Loading...

2024 Paris Olimpiyat Oyunları Açılış Töreni Vesilesi ile Sistemin Yeni Yönelimleri Üzerine Değiniler


Politika, sembollerle yüklü bir etkinlik. Farklı politik aktörler ve sınıf temsilcileri tarafından politik pratik içerisinde kullanılan sembollerin yorumlanma çabalarının basitçe “komplo teorisyenliği” kavramıyla etiketlenerek küçümsenmesi, çoğunlukla bir dezenformasyon türü olarak karşımıza çıkıyor. Bilinmesi gerekir ki, tekeliyet çağında komplolar olur. İletişim kapitalizminin güçlendiği, toplumların dağıtılmaya çalışıldığı, kitlelerin politik özneler olmak yerine pasif, amorf kütleler hâline getirildiği bir çağda azınlık egemen sınıfın komplo etkinliklerinin yanında sembollerle politik hedeflerin duyurulması taktikleri de bir yönetim ve güdüleme pratiği olarak işler.
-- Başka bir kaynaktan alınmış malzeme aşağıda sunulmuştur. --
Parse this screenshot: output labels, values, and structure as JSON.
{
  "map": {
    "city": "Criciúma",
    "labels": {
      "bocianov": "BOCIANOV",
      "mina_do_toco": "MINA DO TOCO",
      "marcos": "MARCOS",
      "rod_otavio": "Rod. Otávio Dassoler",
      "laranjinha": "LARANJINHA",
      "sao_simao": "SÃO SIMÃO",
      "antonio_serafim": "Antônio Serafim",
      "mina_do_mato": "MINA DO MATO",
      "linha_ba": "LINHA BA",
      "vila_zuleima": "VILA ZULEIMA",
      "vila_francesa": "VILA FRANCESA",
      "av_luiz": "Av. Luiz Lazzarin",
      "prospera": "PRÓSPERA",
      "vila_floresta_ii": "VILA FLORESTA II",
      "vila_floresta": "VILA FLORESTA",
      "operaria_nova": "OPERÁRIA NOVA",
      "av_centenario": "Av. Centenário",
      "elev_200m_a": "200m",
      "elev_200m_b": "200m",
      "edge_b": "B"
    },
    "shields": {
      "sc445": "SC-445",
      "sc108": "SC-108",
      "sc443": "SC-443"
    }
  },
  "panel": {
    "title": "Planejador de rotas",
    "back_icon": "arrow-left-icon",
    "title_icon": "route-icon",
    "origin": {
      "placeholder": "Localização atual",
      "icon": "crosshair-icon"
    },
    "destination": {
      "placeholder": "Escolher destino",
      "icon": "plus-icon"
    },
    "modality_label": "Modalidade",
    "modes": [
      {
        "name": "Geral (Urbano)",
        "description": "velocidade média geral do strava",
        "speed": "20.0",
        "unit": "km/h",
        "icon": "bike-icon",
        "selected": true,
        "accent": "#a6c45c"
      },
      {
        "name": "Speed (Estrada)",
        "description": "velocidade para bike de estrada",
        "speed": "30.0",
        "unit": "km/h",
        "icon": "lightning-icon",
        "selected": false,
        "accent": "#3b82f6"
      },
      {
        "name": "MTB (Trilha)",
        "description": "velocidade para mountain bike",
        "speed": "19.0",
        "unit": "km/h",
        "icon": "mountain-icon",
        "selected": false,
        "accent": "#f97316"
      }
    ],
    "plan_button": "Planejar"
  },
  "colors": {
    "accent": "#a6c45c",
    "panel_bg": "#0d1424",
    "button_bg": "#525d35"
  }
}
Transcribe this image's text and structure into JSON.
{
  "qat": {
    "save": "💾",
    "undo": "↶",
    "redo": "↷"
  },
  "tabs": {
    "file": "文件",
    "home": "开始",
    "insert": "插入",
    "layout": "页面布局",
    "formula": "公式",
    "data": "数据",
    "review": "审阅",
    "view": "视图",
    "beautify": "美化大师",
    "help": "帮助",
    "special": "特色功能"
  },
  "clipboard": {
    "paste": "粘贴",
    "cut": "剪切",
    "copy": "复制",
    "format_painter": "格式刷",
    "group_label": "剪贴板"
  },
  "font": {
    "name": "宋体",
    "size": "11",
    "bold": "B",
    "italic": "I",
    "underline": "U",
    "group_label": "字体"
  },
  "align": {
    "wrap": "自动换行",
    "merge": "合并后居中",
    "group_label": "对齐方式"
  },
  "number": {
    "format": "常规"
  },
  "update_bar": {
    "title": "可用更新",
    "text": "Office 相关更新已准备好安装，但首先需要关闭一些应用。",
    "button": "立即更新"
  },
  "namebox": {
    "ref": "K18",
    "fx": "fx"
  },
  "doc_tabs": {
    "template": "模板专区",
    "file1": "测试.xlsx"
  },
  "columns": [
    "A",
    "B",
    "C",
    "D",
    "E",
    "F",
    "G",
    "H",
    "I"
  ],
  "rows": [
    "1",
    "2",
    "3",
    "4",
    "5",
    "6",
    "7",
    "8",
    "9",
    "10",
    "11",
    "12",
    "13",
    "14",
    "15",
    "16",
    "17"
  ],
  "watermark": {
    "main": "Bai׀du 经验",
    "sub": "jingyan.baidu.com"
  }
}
Burada önemli olan, semboller kullanılarak yapılan yönetim ve güdüleme işlemlerinin nasıl yorumlandığıdır. Sınıfsal analiz içermeyen, sadece kültürel-dinî açıdan yapılan –ekseriyetle sağ kanat– yorumlar yetersiz olacaktır, ancak her meseleyi pür bir sınıfsallıkla kavradığını zanneden akademik –ekseriyetle dar Marksist– bir bakış açısı da yetersiz kalmaya mahkûmdur. Hele ki rölativist kültürelci sağ ve sol tutumlar yetersiz açıklama sunmalarının dışında, dezenformasyon sürecinin de parçası olurlar.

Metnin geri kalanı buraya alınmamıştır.